After frying, the still-hot leaves are kneaded by hand on another bamboo tray into their distinctive long twisted wulong shape. The leaves are then quickly dried in an oven, resulting in unfinished wulong maocha with the stem sprigs still attached. Tea sorters remove the sprigs from the maocha before the tea goes on to charcoal roasting.
For the first traditional charcoal roast, the tea is roasted at a relatively low temperature of 85-100°C (185-212°F) for 8-15 hours, depending on the weather. Then, the tea must be given a one-month break to rest.

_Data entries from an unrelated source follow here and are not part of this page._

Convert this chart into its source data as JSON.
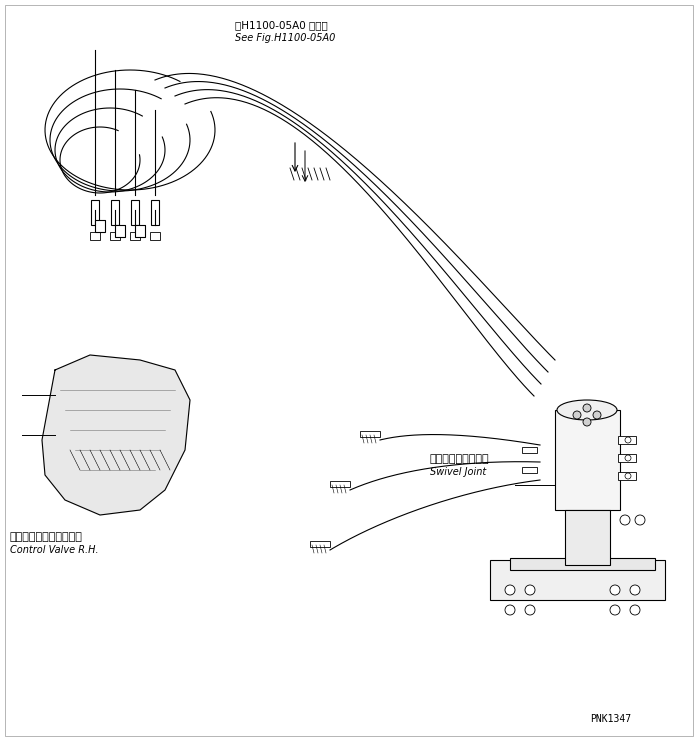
{
  "bg_color": "#ffffff",
  "line_color": "#000000",
  "fig_width": 6.98,
  "fig_height": 7.41,
  "dpi": 100,
  "title_jp": "第H1100-05A0 図参照",
  "title_en": "See Fig.H1100-05A0",
  "label1_jp": "コントロールバルブ右側",
  "label1_en": "Control Valve R.H.",
  "label2_jp": "スイベルジョイント",
  "label2_en": "Swivel Joint",
  "part_number": "PNK1347",
  "font_size_title": 7,
  "font_size_label": 7,
  "font_size_part": 7
}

This dissipates some of the strong charcoal scent that the leaves acquire during roasting, and allows the flavor to develop evenly throughout the leaves. After their rest, the leaves are roasted a second time at a higher temperature for a shorter time to develop the tea’s aroma and flavor. They are roasted at around 120°C (250°F) for only 8 hours. Immediately following the second charcoal roasting, the tea master will brew some of the freshly roasted leaves to see how the tea has developed and to determine whether it is finished, or whether it needs to be given another break and then charcoal roasted a third time. Once all the roasting is done, the leaves should only retain 7% moisture.

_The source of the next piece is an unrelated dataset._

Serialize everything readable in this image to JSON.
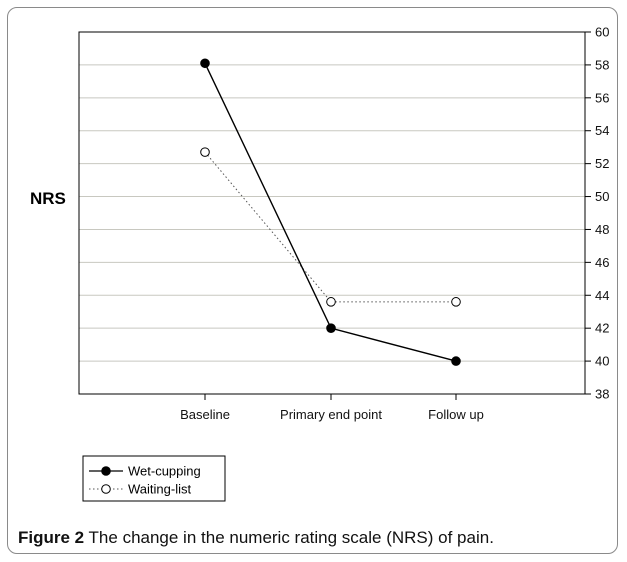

Handmade Rou Gui is an excellent choice for tea drinkers seeking a high-quality charcoal roasted rock wulong tea made by hand by traditional methods. This tea showcases the fine quality that even familiar cultivars like Rou Gui can achieve when made with great care and skill. Enjoy the rich flavor and full aroma of this carefully crafted rock wulong tea.
No chemical fertilizer, pesticide, or herbicide was used in the production of this tea. Click here to read more about our promise to fair trade and the environment.
Handmade Rou Gui brewing guidelines
Teaware: 12 oz. glass, porcelain or yixing clay pot
Amount: 1 Tbs of tea leaves
Water: 212°F (boiling) filtered water
Infusion: First infusion at least 1 minute. The leaves are good for 5 infusions.